Le maintien de la santé des intestins est un facteur important pour assurer la santé des animaux des parcs d'engraissement, ainsi que leur rendement et une conversion efficace des aliments. Des problèmes métaboliques tels que l'acidose et des troubles secondaires associés tels que des abcès du foie et la fourbure (laminite) non seulement réduisent le rendement du parc d'engraissement, mais aussi peuvent avoir une incidence sur la valeur des carcasses et les rendements économiques nets. Des recherches suggèrent que la période de risque la plus élevée d'acidose chez les bovins des parcs d'engraissement se produit durant la seconde moitié de la période de finition. L'incorporation d'antibiotiques dans la nourriture a depuis longtemps été une méthode permettant d'améliorer cette situation. Toutefois, des nouvelles mesures législatives canadiennes qui sont entrées en vigueur le 1er décembre 2018 ont entraînées des modifications à l'accès aux antimicrobiens utilisés pour lutter contre les maladies dans la production animale et améliorer l'efficacité des aliments, une prescription de vétérinaire étant souvent nécessaire. En outre, la préférence des consommateurs pour des produits sans antibiotique continuera de faire avancer la recherche dans le secteur des additifs alimentaires alternatifs «naturels». Des microbiens administrés directement tels que des Saccharomyces cerevisiae (levure) ont fait l'objet d'études approfondies en tant qu'additifs alimentaires naturels et se sont révélés être des alternatives prometteuses aux antibiotiques pour réduire les risques de troubles de santé, tels que l'acidose chez les bovins laitiers. L'efficacité des microbiens administrés directement à une dose plus élevée pour réduire les troubles digestifs et améliorer la santé des animaux n'est pas bien établie pour les bovins des parcs d'engraissement.

L'expérience

L'expérience a pour but d'évaluer l'efficacité de la levure administrée à une dose double à la fin de la phase de finition sur le rendement des bovins et d'évaluer le pH ruminal, la santé des intestins et les caractéristiques des carcasses. La levure dans cette étude est un produit de Saccharomyces cerevisiae sec développé pour être utilisé dans les aliments du bétail, des cochons, des chevaux, des moutons et des chèvres (Vistacell, AB Vista, Marlborough, RU). La dose initiale recommandée de ce produit pour les bovins des parcs d'engraissement de 1,5 gramme par animal par jour a été établie en fonction de recherches sur les bovins laitiers. Pour cette étude, une dose du produit de 3 grammes par bovin par jour a été ajoutée à la ration alimentaire, ce qui donne une dose élevée contenant un minimum de 60 milliards d'unités formatrices de colonies (CFU).

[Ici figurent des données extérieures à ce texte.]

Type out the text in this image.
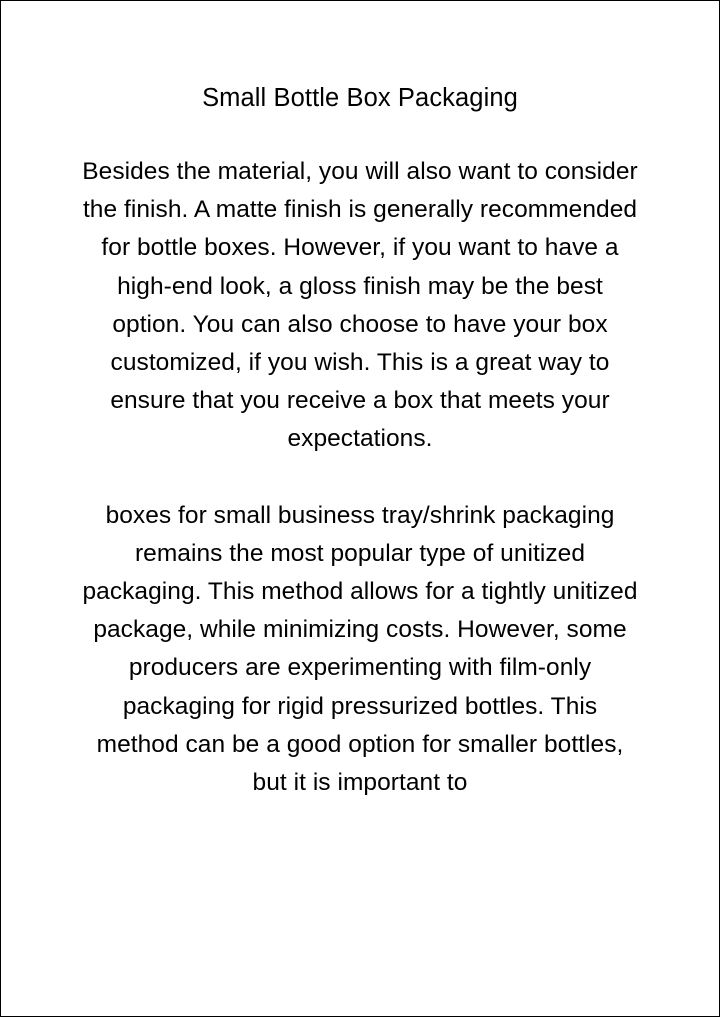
Small Bottle Box Packaging

Besides the material, you will also want to consider the finish. A matte finish is generally recommended for bottle boxes. However, if you want to have a high-end look, a gloss finish may be the best option. You can also choose to have your box customized, if you wish. This is a great way to ensure that you receive a box that meets your expectations.

boxes for small business tray/shrink packaging remains the most popular type of unitized packaging. This method allows for a tightly unitized package, while minimizing costs. However, some producers are experimenting with film-only packaging for rigid pressurized bottles. This method can be a good option for smaller bottles, but it is important to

Cinquante-quatre bouvillons ont été divisés dans trois enclos suivant leur poids et ont été répartis aléatoirement dans un groupe de contrôle (CON) alimenté avec le régime de finition (maïs à humidité élevée de 60 %, drêches de distillerie séchées à 20 % avec des solubles et ensilage préfané à 17 %) et un groupe auquel était administrée la levure (LEV), dont le régime était identique mais avec la levure ajoutée.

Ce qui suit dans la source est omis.